To entice young ones to get their recommended produce servings, slice an apple into wedges about one inch thick and dip one (or two) sections into melted dark chocolate. Sprinkle with a touch of unsweetened shredded coconut or chopped nuts or leave them plain.
Break-apart dark chocolate bark
Craving a chocolate dessert? Don't reach for the devil's food cake – which can pack 290 calories per slice – just yet. There are other ways to indulge your cravings. "The holidays can be a difficult time," de la Torre says "There are temptations like leftovers and baked goods, and rather than deny yourself, I think it's a good idea to eat a healthier alternative."
Instead, whip up your own dark chocolate bark, adorned with toppings like shredded and unsweetened coconut flakes, pistachios and unsweetened, dried fruits.

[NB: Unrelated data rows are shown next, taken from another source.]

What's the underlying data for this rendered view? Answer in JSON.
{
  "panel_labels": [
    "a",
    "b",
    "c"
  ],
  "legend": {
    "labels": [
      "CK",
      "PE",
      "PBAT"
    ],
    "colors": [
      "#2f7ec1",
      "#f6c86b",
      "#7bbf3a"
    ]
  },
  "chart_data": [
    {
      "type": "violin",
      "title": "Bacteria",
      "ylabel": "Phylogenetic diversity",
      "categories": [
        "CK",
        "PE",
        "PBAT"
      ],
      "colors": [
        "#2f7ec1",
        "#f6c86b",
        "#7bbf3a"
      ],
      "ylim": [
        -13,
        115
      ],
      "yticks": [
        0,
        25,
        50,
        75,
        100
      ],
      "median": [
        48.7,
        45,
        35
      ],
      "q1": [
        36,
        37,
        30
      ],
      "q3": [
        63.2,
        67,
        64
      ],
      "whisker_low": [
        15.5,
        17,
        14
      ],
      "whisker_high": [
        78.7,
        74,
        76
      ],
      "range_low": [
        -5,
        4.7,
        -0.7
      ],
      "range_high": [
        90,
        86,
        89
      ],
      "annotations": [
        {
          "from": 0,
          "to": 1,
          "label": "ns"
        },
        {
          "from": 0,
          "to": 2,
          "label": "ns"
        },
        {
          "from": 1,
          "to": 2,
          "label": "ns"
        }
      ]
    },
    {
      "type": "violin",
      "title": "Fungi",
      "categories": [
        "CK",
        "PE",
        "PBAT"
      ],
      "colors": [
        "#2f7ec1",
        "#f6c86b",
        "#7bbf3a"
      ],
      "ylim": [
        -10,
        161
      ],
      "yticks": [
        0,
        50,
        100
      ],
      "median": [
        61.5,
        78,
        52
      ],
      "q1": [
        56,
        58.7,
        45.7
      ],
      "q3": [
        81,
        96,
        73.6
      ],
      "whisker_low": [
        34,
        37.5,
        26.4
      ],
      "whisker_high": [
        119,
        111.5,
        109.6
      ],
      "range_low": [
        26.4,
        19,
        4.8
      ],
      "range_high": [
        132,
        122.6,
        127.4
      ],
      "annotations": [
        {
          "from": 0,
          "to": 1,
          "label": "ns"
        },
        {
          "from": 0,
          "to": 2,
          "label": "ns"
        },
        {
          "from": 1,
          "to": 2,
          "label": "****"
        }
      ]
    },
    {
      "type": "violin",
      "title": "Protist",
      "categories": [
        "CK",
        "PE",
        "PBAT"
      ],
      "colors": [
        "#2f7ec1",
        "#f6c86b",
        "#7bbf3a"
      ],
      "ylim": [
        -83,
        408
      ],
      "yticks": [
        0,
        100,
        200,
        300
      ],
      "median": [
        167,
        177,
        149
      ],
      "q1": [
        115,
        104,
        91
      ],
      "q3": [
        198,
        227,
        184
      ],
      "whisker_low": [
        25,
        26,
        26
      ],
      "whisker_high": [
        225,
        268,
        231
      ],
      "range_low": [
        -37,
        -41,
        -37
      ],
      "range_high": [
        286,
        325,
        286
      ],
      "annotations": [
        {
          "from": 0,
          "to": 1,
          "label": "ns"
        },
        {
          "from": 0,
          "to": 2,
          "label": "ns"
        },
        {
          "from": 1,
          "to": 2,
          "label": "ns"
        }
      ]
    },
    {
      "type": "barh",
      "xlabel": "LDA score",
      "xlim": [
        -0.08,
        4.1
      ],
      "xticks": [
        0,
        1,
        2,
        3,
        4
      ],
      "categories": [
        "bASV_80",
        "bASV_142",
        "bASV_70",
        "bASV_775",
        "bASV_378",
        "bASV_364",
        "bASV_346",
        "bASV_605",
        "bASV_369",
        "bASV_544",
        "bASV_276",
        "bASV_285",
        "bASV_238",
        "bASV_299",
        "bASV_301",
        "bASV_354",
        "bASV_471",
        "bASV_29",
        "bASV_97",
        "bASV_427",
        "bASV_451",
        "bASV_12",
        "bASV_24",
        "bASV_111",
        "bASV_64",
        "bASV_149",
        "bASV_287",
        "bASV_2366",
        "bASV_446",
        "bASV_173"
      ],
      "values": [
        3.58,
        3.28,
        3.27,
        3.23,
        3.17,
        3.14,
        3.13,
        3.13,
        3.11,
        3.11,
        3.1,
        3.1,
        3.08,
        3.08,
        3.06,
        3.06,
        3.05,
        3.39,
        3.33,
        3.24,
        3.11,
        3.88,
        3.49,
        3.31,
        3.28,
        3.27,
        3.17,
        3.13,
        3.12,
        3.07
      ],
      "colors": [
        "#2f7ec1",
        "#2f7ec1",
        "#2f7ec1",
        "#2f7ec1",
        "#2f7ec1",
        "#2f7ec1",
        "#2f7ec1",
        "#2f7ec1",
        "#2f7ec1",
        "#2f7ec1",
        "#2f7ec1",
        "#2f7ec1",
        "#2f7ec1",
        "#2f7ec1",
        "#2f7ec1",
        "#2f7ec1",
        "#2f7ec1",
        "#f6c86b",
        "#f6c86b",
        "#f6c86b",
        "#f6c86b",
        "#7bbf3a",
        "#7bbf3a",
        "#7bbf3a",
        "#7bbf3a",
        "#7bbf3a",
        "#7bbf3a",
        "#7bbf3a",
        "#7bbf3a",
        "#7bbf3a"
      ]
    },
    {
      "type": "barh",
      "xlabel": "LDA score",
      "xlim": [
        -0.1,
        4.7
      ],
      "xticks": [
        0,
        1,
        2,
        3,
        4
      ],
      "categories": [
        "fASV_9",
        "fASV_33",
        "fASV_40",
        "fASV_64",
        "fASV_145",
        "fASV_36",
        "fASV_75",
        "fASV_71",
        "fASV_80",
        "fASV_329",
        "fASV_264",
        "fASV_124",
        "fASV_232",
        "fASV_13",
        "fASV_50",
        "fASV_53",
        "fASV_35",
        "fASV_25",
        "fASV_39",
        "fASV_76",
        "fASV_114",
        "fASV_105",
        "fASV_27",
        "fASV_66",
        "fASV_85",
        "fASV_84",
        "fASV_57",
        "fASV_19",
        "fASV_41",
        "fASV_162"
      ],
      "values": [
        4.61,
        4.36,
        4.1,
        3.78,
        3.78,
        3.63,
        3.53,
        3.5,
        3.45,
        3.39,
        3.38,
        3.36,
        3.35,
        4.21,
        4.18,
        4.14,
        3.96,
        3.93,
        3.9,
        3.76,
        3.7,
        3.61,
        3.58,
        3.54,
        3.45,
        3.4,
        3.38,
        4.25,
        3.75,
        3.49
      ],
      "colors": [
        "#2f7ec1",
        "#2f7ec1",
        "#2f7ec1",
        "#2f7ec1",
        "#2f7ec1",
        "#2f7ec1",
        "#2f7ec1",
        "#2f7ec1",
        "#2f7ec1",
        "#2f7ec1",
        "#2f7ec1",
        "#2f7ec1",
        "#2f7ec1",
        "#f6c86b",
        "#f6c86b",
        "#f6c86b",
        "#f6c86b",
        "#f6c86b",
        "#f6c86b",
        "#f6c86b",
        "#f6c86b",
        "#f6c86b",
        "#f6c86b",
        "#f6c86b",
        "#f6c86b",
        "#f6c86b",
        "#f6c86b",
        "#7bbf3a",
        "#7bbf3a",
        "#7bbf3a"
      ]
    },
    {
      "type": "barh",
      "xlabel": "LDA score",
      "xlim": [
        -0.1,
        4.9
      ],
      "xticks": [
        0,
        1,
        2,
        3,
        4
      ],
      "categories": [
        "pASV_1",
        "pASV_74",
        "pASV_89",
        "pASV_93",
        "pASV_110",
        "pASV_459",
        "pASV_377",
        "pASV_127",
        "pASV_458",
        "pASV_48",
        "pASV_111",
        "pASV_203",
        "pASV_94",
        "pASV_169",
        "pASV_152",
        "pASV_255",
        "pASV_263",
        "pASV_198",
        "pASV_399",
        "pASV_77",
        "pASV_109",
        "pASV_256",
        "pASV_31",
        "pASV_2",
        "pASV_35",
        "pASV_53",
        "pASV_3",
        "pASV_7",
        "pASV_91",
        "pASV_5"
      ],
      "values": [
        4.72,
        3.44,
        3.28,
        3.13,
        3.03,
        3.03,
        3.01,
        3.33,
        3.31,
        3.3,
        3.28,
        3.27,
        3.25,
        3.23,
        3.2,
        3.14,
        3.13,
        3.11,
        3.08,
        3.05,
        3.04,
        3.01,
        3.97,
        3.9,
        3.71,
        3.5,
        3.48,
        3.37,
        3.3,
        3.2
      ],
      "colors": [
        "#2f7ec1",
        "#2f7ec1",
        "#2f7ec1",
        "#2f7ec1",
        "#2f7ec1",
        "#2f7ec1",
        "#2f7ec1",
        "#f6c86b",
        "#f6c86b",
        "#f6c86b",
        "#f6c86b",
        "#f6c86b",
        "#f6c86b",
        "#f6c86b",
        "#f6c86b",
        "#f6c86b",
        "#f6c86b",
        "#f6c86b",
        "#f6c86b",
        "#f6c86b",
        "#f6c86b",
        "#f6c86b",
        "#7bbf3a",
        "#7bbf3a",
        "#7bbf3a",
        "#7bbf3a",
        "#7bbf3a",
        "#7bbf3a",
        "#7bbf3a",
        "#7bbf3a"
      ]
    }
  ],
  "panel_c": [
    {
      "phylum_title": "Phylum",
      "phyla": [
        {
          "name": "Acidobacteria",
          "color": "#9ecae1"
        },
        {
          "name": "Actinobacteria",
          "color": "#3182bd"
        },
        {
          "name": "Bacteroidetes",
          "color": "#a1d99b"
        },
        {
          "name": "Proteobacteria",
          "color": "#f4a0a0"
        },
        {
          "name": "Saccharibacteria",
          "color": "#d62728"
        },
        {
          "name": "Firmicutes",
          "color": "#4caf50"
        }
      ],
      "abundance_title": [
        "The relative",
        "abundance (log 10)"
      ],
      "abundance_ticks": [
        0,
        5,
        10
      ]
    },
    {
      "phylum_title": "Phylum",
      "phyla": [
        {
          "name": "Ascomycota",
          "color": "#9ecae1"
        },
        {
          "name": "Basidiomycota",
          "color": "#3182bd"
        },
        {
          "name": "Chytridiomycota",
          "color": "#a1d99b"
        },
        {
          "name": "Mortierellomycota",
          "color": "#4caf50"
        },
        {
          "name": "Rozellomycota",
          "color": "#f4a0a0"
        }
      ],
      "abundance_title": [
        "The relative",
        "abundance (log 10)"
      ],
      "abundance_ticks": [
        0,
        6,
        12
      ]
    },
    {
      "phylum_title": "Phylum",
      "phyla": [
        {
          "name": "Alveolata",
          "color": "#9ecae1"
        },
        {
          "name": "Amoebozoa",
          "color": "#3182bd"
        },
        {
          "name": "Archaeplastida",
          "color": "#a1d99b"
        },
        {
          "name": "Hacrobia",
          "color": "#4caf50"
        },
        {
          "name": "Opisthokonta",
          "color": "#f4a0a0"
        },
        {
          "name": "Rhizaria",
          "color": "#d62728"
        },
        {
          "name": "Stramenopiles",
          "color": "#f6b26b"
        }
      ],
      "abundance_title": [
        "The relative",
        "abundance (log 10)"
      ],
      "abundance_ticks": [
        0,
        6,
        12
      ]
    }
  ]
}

Spread the love by melting 16 ounces of dark chocolate over a double boiler, stirring constantly to prevent burning. Line a baking sheet or other wide, flat dish with parchment paper and spread your melted chocolate into a thin, even layer. Next, get the kids involved! Chop and sprinkle pumpkin seeds, dried goji berries and coconut flakes on top or use a handful of dried blueberries and coconut shreds.
Your festive add-ons will add a few more calories so spread them evenly and don't get too heavy handed.